Fed-Up NYCHA Residents & Activists Disrupt Gowanus Rezoning Meeting: 'Before You Rezone, Fix Our Homes'

Feb. 7, 2019, 4:45 p.m.

Roughly six years in the making, the city's rezoning plan has the potential to dramatically remake the neighborhood.

Brooklyn activists protested conditions at NYCHA during a city planning event on Wednesday night in Carroll Gardens.

Brooklyn activists protested conditions at NYCHA during a city planning event on Wednesday night in Carroll Gardens.

Venting their anger over deteriorating conditions in the city’s public housing system, Brooklyn community activists took over a city planning event in Carroll Gardens Wednesday night, demanding that the city resolve problems at the New York City Housing Authority before embarking on a rezoning proposal for Gowanus designed to incentivize development in a long-targeted industrial neighborhood.

“Before you rezone, fix our homes,” the crowd of roughly 30 protesters chanted.

The staged protest, which drew scores of onlookers who had come to learn more about Gowanus rezoning proposal, criticized the city’s failure to intervene on what they say is a humanitarian crisis as well as the agency’s privatization efforts. Last month, more than 150 frustrated residents packed a public hearing on a plan by NYCHA to bring in a private developer to build an infill project on a public housing site. NYCHA officials have said they need to partner with private developers to help finance $32 billion in capital funding.

On Wednesday, protesters noted that while the lack of heat at the federal Metropolitan Detention Center in Brooklyn has drawn a widespread public outcry, conditions at public housing have been intolerable for years.

“Where is the outrage?” read one sign.

The event, held at P.S. 32, was intended by the Department of City Planning to be a convention booth-style discussion of its rezoning proposal. Wedged between Carroll Gardens and Park Slope, Gowanus has been in the midst of a land rush. The median asking price of a home in the area is $1,695,000, up more than 29 percent from last year, according to the most recent report from Streeteasy.

Roughly six years in the making, the city's rezoning plan has the potential to dramatically remake the neighborhood, comprised of mostly low-story residential and industrial buildings, by increasing density and encouraging mixed-use development between 4th Avenue and Smith Street. One of the key goals is to revitalize the area along the canal, where some buildings could rise as high as 22 stories.

Community organizers, which included NYCHA residents, came prepared to upend the proceedings. Armed with a microphone, Karen Blondel, an activist with the Gowanus Neighborhood Coalition for Justice, called out city officials one by one to step up and face the music. “The Gowanus plan is incomplete. City Hall take a seat,” she said.

Blondel, who lives in the public housing complexes in Red Hook, said she had been without heat and electricity for two days this week. “It’s hard to go to work because I’m cold,” she said, adding, “All we’re asking for is basic human rights. We’re not living here for free.”

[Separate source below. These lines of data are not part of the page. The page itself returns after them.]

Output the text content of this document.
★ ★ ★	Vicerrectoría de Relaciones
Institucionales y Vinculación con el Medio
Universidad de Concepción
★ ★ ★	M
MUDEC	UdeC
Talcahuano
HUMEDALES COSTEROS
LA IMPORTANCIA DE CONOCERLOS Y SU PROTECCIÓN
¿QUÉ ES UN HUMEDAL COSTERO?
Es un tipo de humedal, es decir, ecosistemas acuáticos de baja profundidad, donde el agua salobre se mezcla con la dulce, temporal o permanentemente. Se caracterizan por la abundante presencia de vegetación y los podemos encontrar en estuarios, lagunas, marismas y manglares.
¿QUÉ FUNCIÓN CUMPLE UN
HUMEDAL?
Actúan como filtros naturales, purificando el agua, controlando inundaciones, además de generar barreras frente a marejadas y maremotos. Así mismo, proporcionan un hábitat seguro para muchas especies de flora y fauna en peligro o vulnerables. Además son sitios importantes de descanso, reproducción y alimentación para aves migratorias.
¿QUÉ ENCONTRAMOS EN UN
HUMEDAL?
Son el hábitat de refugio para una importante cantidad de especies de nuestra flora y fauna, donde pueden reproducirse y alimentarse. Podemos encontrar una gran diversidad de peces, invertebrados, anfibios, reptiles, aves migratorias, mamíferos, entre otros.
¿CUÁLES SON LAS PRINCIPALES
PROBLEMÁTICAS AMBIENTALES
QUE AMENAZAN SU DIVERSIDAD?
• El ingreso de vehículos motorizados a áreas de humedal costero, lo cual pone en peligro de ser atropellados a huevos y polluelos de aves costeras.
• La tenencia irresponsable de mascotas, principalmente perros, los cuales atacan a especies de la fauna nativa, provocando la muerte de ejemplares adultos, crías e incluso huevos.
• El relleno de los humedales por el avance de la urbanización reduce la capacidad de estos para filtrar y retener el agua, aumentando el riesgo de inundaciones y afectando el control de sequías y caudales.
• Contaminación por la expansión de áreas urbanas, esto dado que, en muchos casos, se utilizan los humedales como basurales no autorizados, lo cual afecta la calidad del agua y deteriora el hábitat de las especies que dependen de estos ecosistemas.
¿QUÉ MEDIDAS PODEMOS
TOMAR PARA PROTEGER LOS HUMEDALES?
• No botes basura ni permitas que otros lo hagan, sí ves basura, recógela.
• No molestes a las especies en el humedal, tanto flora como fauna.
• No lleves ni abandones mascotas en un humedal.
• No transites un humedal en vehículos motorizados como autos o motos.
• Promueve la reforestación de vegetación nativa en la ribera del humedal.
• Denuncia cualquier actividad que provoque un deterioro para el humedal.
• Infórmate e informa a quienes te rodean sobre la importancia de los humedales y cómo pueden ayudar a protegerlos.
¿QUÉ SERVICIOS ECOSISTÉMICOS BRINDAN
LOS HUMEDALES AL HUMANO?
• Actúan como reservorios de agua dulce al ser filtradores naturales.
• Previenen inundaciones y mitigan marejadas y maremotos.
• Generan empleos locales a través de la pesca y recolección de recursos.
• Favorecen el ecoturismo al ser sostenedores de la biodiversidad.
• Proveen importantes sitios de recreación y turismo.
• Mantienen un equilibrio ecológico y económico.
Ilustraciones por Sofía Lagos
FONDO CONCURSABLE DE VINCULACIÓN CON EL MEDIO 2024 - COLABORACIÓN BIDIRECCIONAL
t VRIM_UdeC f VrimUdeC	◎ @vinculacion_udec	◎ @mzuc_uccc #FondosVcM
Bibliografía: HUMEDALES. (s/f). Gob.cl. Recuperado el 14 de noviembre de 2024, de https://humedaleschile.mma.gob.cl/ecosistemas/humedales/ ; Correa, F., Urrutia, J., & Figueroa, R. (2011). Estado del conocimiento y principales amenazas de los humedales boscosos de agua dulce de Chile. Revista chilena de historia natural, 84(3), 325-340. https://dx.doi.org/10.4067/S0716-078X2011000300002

Due to damage inflicted by Hurricane Sandy, Red Hook has been operating on mobile boilers for 6 years, according to NYCHA.

Cherry Shiber, 80, said that over the last year tenants at her building in NYCHA’s Wyckoff Gardens had gone without heat for several weekends. At one point, she said, they had no running water. “We had to run out and buy bottled water,” she said.

Lately, a problem with the gas pipes have made it impossible for residents to connect new stoves that were purchased for them through the efforts of their City Council representative, she said.

Called upon to take the mic, Brian Honan, the director of NYCHA’s office of intergovermental relations, acknowledged the residents’ complaints, “The way it should work with NYCHA is it should be a landlord that provides services to those that pay rent,” he said. “Unfortunately, we do not have the resources at the time to do that.”

As a sign that Gowanus rezoning proposal will face community opposition as it makes its way through the public approval process, activists accused city planning officials of failing to address all of the concerns and requests made by the community over the years at workshops and meetings with city planning.

“High-rise luxury housing is not what people are looking for,” said Patrick O’Donnell, a Carroll Gardens resident. “We should be getting more than 20 percent affordable housing.”

Under the proposed rezoning, residential developers would be required to adhere to the city’s mandatory inclusionary housing law, which would make between 20 percent to 30 percent of their units as affordable.

Another point of contention was whether the rezoning plan delivers on the city’s prior promise to Gowanus residents to create an “Eco district,” which would prioritize sustainable development and address environmental inequity. City planners responded by saying that sustainability was woven into the plan.

After the event, a spokesman for City Planning issued the following statement to Gothamist: “Passionate debate about the future of a neighborhood is key to developing the best plan possible, including for open space, resiliency, housing and jobs. We will keep working with the community to achieve their goals for a green, affordable, mixed-use Gowanus.”

The next meeting on the Gowanus rezoning plan is scheduled at 6 p.m. on February 28th before the landmarks and land use committee of Community Board 6.